Kelsey Crouse:How to help DSS protect children


The Department of Social Services has been a part of my life since 1998, when my family decided to take in foster children. Both my parents worked. My dad was in the Navy and always deployed and my mom was a women’s counselor at a halfway house in Norfolk Va.  We took children from babies to teenage girls.  At a young age I was exposed to the cruelties of  world. I became a protective sister to more than a 100 needy children. They had been beaten, abused, abandoned and stripped away from the only home they knew. I saw firsthand what the system did to these kids. Some become hard and develop emotional detachment.

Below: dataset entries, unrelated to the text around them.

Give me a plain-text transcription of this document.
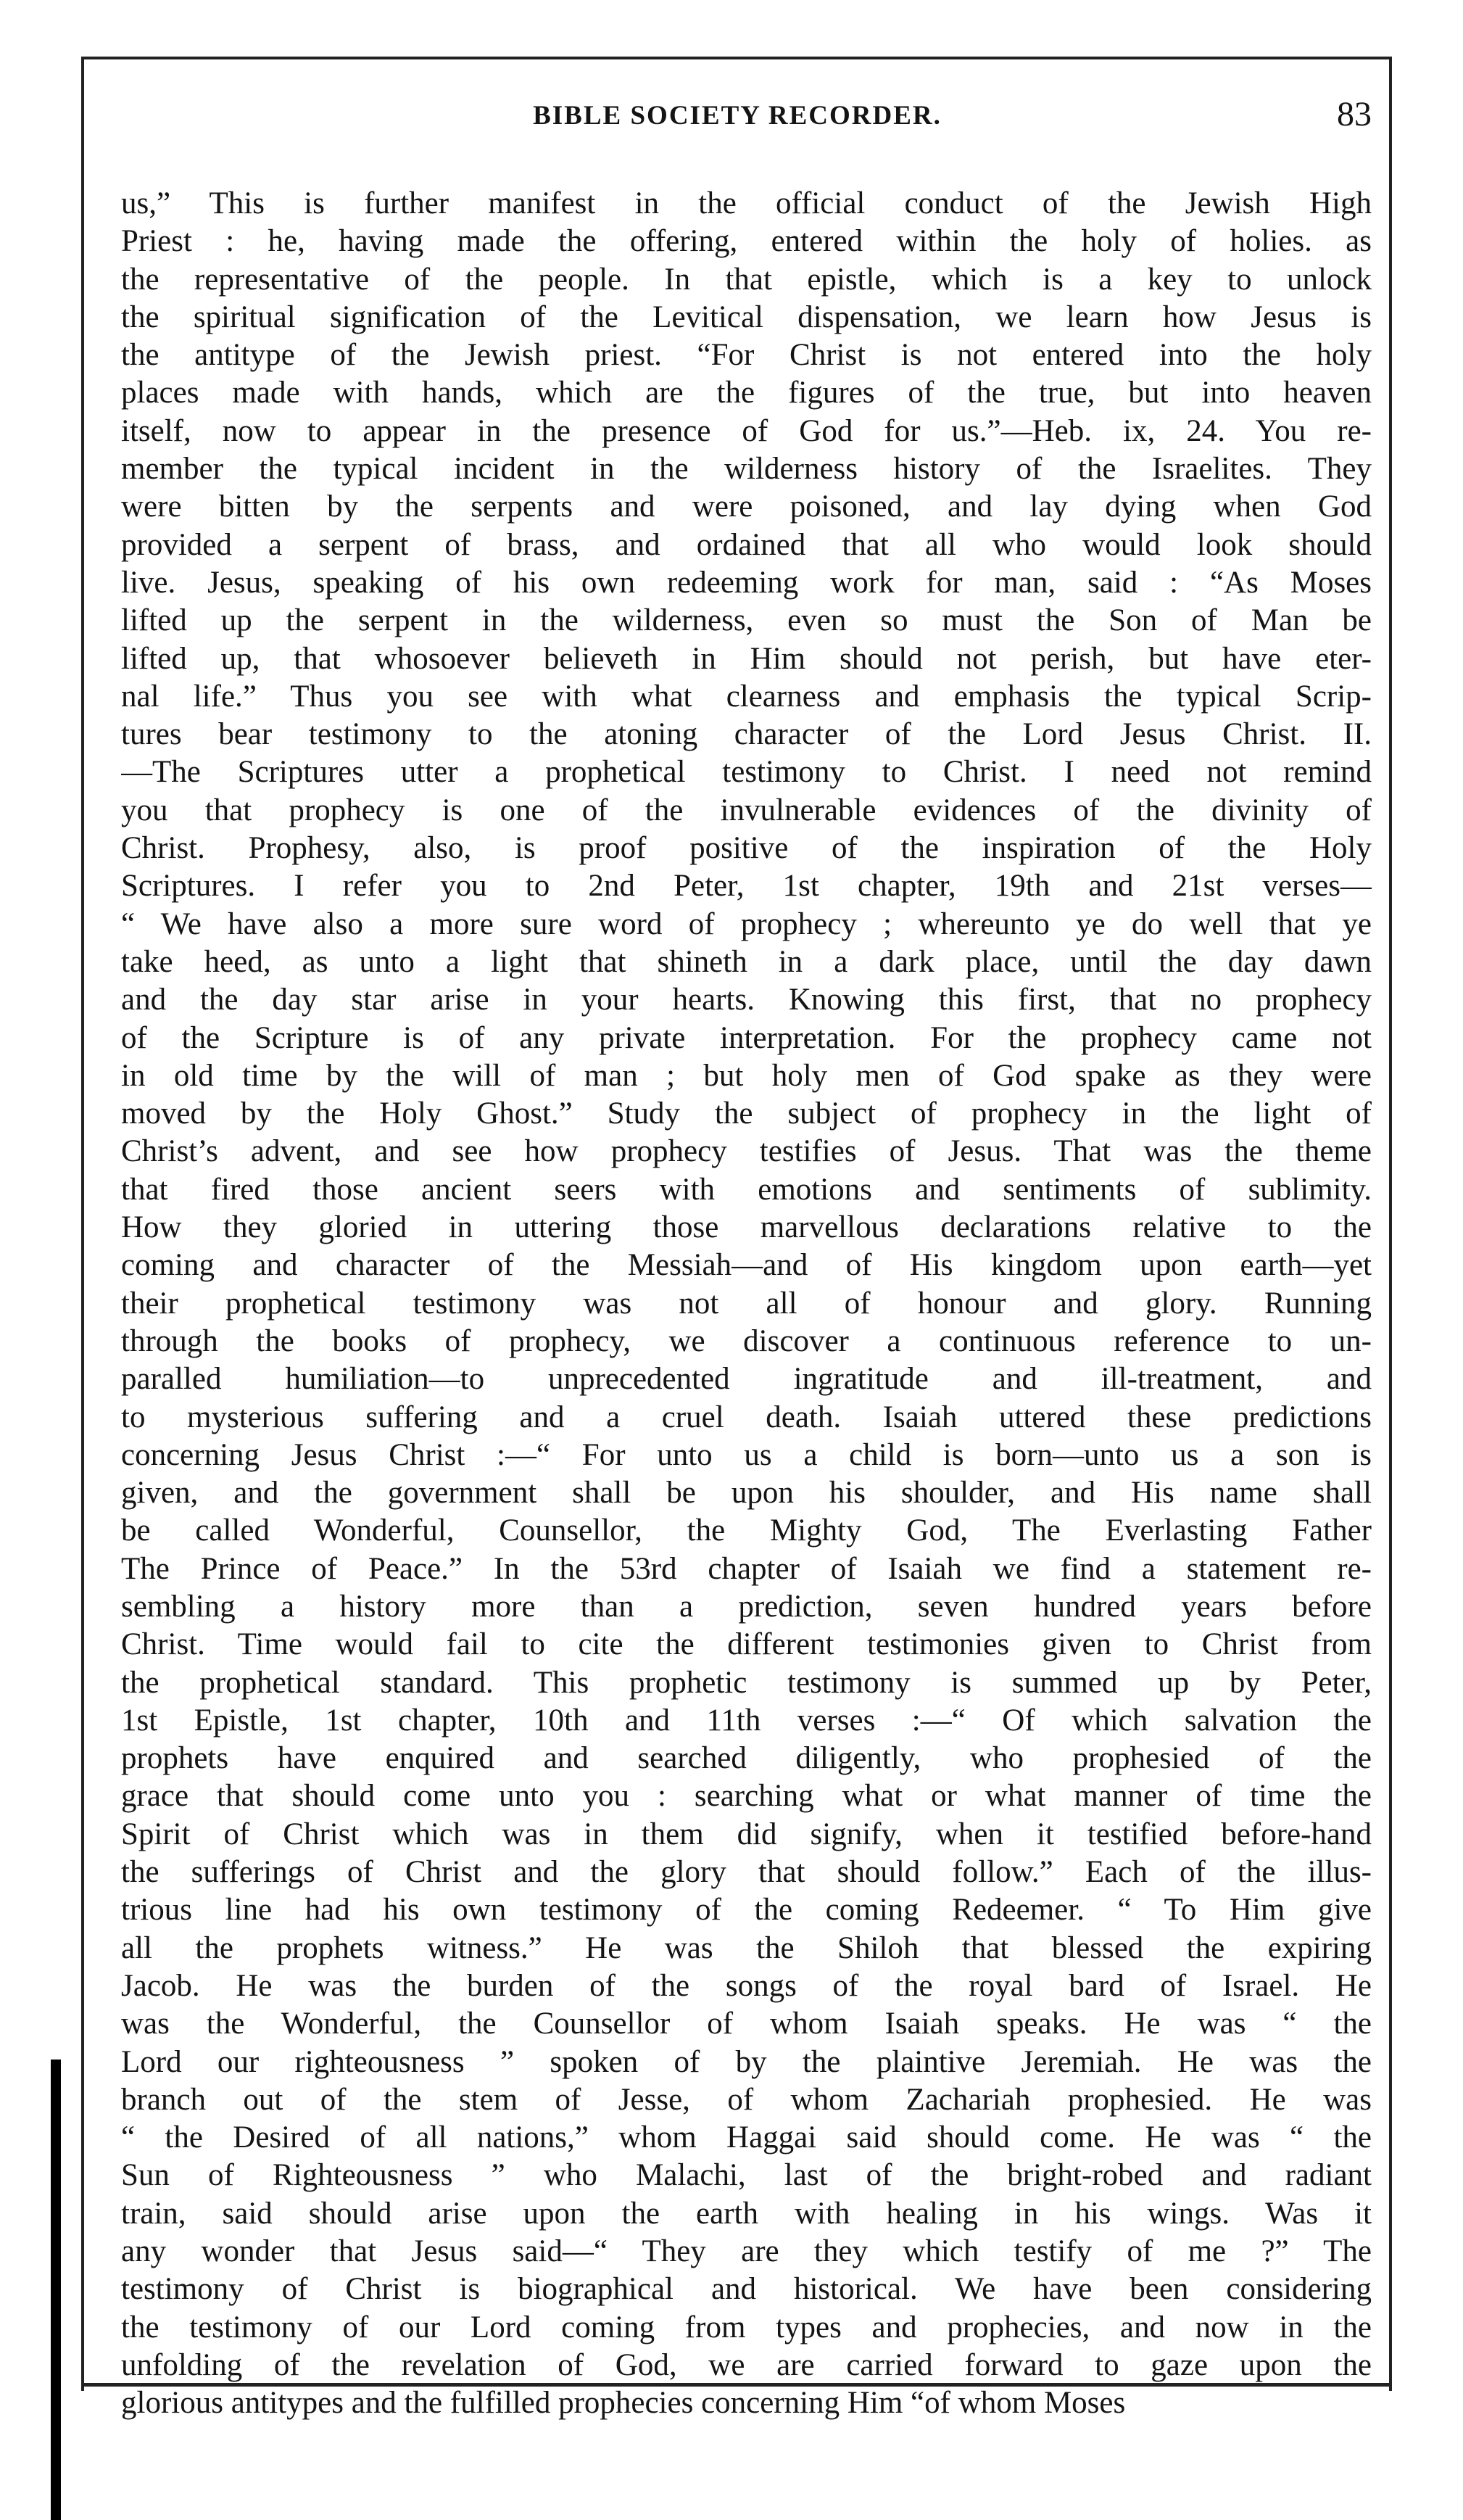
BIBLE SOCIETY RECORDER.	83
us,” This is further manifest in the official conduct of the Jewish High
Priest : he, having made the offering, entered within the holy of holies. as
the representative of the people. In that epistle, which is a key to unlock
the spiritual signification of the Levitical dispensation, we learn how Jesus is
the antitype of the Jewish priest. “For Christ is not entered into the holy
places made with hands, which are the figures of the true, but into heaven
itself, now to appear in the presence of God for us.”—Heb. ix, 24. You re-
member the typical incident in the wilderness history of the Israelites. They
were bitten by the serpents and were poisoned, and lay dying when God
provided a serpent of brass, and ordained that all who would look should
live. Jesus, speaking of his own redeeming work for man, said : “As Moses
lifted up the serpent in the wilderness, even so must the Son of Man be
lifted up, that whosoever believeth in Him should not perish, but have eter-
nal life.” Thus you see with what clearness and emphasis the typical Scrip-
tures bear testimony to the atoning character of the Lord Jesus Christ. II.
—The Scriptures utter a prophetical testimony to Christ. I need not remind
you that prophecy is one of the invulnerable evidences of the divinity of
Christ. Prophesy, also, is proof positive of the inspiration of the Holy
Scriptures. I refer you to 2nd Peter, 1st chapter, 19th and 21st verses—
“ We have also a more sure word of prophecy ; whereunto ye do well that ye
take heed, as unto a light that shineth in a dark place, until the day dawn
and the day star arise in your hearts. Knowing this first, that no prophecy
of the Scripture is of any private interpretation. For the prophecy came not
in old time by the will of man ; but holy men of God spake as they were
moved by the Holy Ghost.” Study the subject of prophecy in the light of
Christ’s advent, and see how prophecy testifies of Jesus. That was the theme
that fired those ancient seers with emotions and sentiments of sublimity.
How they gloried in uttering those marvellous declarations relative to the
coming and character of the Messiah—and of His kingdom upon earth—yet
their prophetical testimony was not all of honour and glory. Running
through the books of prophecy, we discover a continuous reference to un-
paralled humiliation—to unprecedented ingratitude and ill-treatment, and
to mysterious suffering and a cruel death. Isaiah uttered these predictions
concerning Jesus Christ :—“ For unto us a child is born—unto us a son is
given, and the government shall be upon his shoulder, and His name shall
be called Wonderful, Counsellor, the Mighty God, The Everlasting Father
The Prince of Peace.” In the 53rd chapter of Isaiah we find a statement re-
sembling a history more than a prediction, seven hundred years before
Christ. Time would fail to cite the different testimonies given to Christ from
the prophetical standard. This prophetic testimony is summed up by Peter,
1st Epistle, 1st chapter, 10th and 11th verses :—“ Of which salvation the
prophets have enquired and searched diligently, who prophesied of the
grace that should come unto you : searching what or what manner of time the
Spirit of Christ which was in them did signify, when it testified before-hand
the sufferings of Christ and the glory that should follow.” Each of the illus-
trious line had his own testimony of the coming Redeemer. “ To Him give
all the prophets witness.” He was the Shiloh that blessed the expiring
Jacob. He was the burden of the songs of the royal bard of Israel. He
was the Wonderful, the Counsellor of whom Isaiah speaks. He was “ the
Lord our righteousness ” spoken of by the plaintive Jeremiah. He was the
branch out of the stem of Jesse, of whom Zachariah prophesied. He was
“ the Desired of all nations,” whom Haggai said should come. He was “ the
Sun of Righteousness ” who Malachi, last of the bright-robed and radiant
train, said should arise upon the earth with healing in his wings. Was it
any wonder that Jesus said—“ They are they which testify of me ?” The
testimony of Christ is biographical and historical. We have been considering
the testimony of our Lord coming from types and prophecies, and now in the
unfolding of the revelation of God, we are carried forward to gaze upon the
glorious antitypes and the fulfilled prophecies concerning Him “of whom Moses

Kids in the system are bounced from one foster home to the next whether they are looking for a permanent placement or a family who is open for adoption. In an effort to stop this process my family would take kids that were waiting to find out if their parent could gain their parental rights back and keep them for the two-year probation period to give the kids stability until they could go home.

A lot of times when children were taken from our home it was due to the fact that we were white and the kids were black or another nationality. I remember when my family lived in Virginia, five brothers came to stay with us. They had been through a lot but they were young and had not been in the system long. They were waiting for their parents to go through the legal system and go home. It was not even a week when their social worker came to split them up in order to place them with black families.  The boys didn’t want to go and hid all over our house making the social worker find them. It was sad but funny to watch the social worker find them. White people couldn’t take care of black children properly, according to many of the social workers.

Situations like this happen often. This is not a problem in just one state. Social Services and law enforcement are supposed to act in the best interest of the child. Removing a child from a safe, supportive home because of racism or moving them from one foster home to the next and in and out of youth facilities is not in their best interest.

Unfortunately DSS is underfunded and understaffed. If the state could properly pay social workers and open more positions they would not be overloaded with cases. If there were more social workers to help with the caseloads, then the best interest of the child would be the main focus and not the amount of cases they have to get through in the short amount of time. Social workers are drastically overworked in an already stressful job for little pay. That does not exactly attract people to apply for a job.

The Department of Social Services is a great program but like all great programs it has flaws. And like most problems within government programming it could be help with proper funding and more people. Social workers work extremely hard with the exception of the few bad apples that are sadly the ones people remember.

I respect the difficult choices social workers and law enforcement have to make. I also respect that different belief systems, religions, and the cultures of the children need to be preserved but not at the expense of compromising the child’s safety.

In a recent event, two girls were court ordered out of foster care and into the care of their grandfather and his wife. While in their home the girls were terribly abused, ending in one of the girl’s death. The investigation is ongoing so information is limited. I do not know how the girls were put in such danger but I do know that this needs to be examined further than just the prosecution of the abuser. I am at a loss of how to fix the system so that when a child’s safety is at risk they can be properly protected.

Foster parents are put through an extensive process of paperwork, classes, background checks, and home studies before they are allowed to bring a child into their home.  The Department of Social Services does the best job they can to protect the children in our community.  Thank a social worker for their hard work when you get the chance.